Wednesday, May 15, 2013

for a lifetime and beyond

Yesterday I finished the book Teach Like A Pirate by Dave Burgess.



I had hesitated in reading it because... teach like a pirate? Arrrgh. 

But the praising reviews kept coming and the subtitle - Increase Student Engagement, Boost Your Creativity, and Transform Your Life as an Educator - had me curious.

Teach Like a Pirate did not disappoint. And like Mr. Burgess says in the book: 
Teaching like a pirate has nothing to do with the dictionary definition and everything to do with the spirit. Pirates are daring, adventurous, and willing to set forth into uncharted territories with no guarantee of success.


Be a daring teacher! Let every student experience the joy of creativity.
Teaching is no longer about relaying the content standard...it's about transforming lives. It's about killing apathy. It's about helping the next generation fulfill their potential and become successful human beings. It's no longer about memorizing fact; it's about inspiring greatness.
After I read this book I knew that Dave Burgess had his newest, biggest fan... me.

Bring a breath of fresh air into your teaching. Invite your students in, get to know them, encourage spontaneity, engage them with purposeful activities, sit beside them, allow them to find an outlet for creative expression, have fun, try everything and learn from them.

For Mr. Burgess, a lesson on Abraham Lincoln becomes a lesson on persistence and overcoming adversity. The story of Rosa Parks teaches that a single, ordinary person with strong convictions, and the courage to act on those convictions, can transform history. A D-Day lesson is an opportunity to teach appreciation and gratitude for the sacrifices made by previous generations to secure the liberties that we often take for granted today. And the story of Malcolm X becomes a platform to express that no matter where they start in life, or how low they fall, each student can still, through the power of self-education and their own efforts, rise to greatness.

With nods to Seth Godin, Tony Robbins, Simon Sinek, The War of Art, and Daniel Pink... with creative alchemy and the power of asking good questions... this book must have been written from my gospel.

Seth Godin writes, "Something remarkable is worth talking about.
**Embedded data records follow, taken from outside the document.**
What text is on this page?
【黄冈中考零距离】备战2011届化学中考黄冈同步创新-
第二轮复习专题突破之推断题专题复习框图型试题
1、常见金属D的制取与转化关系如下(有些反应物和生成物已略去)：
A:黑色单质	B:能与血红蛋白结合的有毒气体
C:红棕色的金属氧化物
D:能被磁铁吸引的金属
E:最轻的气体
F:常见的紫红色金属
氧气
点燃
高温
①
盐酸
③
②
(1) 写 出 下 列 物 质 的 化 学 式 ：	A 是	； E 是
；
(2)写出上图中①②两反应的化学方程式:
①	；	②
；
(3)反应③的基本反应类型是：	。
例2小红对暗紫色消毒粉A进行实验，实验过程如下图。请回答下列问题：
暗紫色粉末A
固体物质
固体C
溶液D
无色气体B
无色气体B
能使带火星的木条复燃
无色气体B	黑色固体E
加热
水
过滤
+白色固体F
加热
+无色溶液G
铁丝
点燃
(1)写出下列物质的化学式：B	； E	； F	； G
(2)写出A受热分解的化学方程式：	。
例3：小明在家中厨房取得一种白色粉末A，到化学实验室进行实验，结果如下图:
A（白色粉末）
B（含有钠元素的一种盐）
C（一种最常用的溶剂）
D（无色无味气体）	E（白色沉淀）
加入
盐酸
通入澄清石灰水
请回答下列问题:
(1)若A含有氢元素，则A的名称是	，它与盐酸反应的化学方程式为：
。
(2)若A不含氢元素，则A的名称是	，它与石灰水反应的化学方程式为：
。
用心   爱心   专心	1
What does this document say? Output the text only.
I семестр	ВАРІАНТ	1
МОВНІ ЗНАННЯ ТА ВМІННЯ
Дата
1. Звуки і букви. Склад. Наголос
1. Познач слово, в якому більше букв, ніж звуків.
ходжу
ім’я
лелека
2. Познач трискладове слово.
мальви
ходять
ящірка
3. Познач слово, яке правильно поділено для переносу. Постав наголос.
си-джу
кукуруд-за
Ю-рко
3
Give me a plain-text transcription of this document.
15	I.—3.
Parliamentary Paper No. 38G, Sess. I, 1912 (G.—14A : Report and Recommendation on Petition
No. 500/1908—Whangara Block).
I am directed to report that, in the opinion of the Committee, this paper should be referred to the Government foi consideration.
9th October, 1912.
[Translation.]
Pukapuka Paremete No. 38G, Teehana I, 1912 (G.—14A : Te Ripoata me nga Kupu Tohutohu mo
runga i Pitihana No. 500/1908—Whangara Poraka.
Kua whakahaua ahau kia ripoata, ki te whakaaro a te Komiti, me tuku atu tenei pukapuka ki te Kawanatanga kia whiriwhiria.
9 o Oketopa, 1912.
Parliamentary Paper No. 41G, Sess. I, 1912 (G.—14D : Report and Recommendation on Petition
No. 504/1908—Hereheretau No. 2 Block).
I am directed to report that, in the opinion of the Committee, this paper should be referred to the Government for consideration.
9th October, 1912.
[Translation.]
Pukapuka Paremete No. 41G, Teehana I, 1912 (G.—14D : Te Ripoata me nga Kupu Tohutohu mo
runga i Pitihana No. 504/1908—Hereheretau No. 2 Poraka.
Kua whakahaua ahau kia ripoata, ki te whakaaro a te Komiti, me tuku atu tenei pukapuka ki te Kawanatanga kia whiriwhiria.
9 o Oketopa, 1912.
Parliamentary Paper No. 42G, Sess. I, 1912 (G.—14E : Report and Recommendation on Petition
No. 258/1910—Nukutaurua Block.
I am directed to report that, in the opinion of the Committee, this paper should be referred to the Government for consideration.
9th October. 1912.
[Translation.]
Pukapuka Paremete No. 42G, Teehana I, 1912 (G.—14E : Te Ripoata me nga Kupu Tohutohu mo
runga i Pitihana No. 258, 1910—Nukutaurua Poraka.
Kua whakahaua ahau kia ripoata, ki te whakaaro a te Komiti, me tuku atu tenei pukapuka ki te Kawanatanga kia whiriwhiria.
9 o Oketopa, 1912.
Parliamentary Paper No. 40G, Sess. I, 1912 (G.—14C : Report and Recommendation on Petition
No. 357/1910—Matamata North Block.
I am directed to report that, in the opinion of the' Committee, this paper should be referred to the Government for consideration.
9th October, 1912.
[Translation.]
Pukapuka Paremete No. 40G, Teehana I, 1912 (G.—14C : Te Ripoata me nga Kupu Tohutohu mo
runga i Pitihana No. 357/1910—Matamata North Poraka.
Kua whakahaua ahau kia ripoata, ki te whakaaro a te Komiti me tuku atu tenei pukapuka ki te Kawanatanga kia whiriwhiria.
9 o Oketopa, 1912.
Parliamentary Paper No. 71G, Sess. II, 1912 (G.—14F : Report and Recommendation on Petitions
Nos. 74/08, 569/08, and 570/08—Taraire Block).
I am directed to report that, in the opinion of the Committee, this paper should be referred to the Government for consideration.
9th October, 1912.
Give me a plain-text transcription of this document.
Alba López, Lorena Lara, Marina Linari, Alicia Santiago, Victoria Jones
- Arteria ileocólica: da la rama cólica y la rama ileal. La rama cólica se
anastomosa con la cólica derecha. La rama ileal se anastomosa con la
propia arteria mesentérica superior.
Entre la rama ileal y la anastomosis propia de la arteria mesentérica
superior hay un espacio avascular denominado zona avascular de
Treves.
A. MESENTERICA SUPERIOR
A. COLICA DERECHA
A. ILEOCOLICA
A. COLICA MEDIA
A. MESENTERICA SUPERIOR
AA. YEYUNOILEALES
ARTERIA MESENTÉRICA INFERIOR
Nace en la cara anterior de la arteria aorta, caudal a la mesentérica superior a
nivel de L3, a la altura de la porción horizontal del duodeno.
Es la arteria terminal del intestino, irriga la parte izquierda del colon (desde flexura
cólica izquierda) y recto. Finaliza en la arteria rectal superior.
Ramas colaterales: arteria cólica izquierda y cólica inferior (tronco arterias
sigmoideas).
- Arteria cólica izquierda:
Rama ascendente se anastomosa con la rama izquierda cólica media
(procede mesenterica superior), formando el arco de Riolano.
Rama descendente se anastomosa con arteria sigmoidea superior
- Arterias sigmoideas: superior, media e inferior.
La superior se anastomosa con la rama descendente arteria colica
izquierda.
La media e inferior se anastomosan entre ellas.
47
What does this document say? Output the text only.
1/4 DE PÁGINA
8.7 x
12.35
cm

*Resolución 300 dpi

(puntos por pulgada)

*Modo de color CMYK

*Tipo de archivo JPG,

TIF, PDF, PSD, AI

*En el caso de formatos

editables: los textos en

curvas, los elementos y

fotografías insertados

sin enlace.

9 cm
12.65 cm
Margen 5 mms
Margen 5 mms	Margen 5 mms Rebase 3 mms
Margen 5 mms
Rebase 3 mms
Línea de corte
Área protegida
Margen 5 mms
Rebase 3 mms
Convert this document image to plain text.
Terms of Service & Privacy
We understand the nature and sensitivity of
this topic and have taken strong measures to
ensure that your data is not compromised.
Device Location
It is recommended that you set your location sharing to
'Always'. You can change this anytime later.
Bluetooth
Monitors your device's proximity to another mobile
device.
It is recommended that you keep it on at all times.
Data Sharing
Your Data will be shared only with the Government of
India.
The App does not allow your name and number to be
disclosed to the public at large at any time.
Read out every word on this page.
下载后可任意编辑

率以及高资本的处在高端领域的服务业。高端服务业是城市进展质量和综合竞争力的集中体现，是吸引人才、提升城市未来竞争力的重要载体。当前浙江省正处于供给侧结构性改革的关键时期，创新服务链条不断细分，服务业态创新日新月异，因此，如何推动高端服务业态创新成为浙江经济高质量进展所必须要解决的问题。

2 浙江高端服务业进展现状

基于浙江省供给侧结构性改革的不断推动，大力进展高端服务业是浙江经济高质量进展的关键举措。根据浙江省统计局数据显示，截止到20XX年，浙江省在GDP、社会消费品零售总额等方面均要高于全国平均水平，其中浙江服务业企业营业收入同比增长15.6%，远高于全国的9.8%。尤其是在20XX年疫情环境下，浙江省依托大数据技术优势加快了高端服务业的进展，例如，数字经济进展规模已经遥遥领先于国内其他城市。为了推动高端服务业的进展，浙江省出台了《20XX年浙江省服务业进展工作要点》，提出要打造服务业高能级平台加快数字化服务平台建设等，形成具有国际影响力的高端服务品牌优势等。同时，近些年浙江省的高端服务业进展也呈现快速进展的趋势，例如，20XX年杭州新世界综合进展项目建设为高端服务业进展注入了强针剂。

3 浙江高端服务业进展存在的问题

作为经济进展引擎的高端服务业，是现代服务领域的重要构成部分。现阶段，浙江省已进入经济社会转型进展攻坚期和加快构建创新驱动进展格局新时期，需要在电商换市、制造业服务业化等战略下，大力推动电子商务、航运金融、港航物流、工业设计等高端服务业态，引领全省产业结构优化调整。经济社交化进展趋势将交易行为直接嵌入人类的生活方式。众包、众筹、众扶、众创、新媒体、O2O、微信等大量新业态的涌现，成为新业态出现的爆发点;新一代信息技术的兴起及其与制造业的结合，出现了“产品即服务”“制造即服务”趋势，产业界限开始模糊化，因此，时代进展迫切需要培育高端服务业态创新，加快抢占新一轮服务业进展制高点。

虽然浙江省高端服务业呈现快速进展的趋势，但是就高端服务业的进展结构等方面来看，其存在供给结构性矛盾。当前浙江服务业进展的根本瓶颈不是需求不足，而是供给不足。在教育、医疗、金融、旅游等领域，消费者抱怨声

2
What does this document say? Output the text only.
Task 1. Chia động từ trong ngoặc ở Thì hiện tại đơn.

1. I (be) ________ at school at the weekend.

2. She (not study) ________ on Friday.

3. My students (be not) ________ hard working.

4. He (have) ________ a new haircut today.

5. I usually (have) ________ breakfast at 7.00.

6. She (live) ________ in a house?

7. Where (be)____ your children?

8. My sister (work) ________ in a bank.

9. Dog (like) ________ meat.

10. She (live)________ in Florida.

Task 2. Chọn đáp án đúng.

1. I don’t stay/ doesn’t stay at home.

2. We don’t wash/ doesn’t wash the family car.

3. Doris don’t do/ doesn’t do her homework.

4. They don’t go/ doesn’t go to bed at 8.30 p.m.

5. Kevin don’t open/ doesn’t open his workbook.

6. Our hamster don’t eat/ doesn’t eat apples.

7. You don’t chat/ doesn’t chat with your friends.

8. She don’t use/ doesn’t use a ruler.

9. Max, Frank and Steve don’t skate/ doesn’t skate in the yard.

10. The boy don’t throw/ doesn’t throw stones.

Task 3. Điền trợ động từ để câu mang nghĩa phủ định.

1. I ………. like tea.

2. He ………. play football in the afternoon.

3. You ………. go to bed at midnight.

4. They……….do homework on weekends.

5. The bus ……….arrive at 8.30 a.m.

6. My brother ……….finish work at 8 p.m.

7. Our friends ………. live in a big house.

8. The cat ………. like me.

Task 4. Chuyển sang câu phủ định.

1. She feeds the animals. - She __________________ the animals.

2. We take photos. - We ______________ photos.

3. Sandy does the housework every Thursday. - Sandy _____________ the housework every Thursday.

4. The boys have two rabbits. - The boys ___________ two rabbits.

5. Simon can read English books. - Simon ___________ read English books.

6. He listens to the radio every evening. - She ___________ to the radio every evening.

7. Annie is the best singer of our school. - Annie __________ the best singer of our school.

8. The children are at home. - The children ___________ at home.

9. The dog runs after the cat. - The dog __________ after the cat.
Worth noticing. Exceptional. New. Interesting. It's a Purple Cow. Boring stuff is invisible. It's a brown cow."

Teach Like a Pirate is definitely a Purple Cow.
Follow Dave Burgess on twitter and keep learning @burgessdave ; you can also find him participating in #sschat

My favorite quote from Teach Like a Pirate:
Designing a class that empowers students to become life-long learners, avid readers, and voracious seekers of knowledge, will have an impact that reverberates for a lifetime and beyond.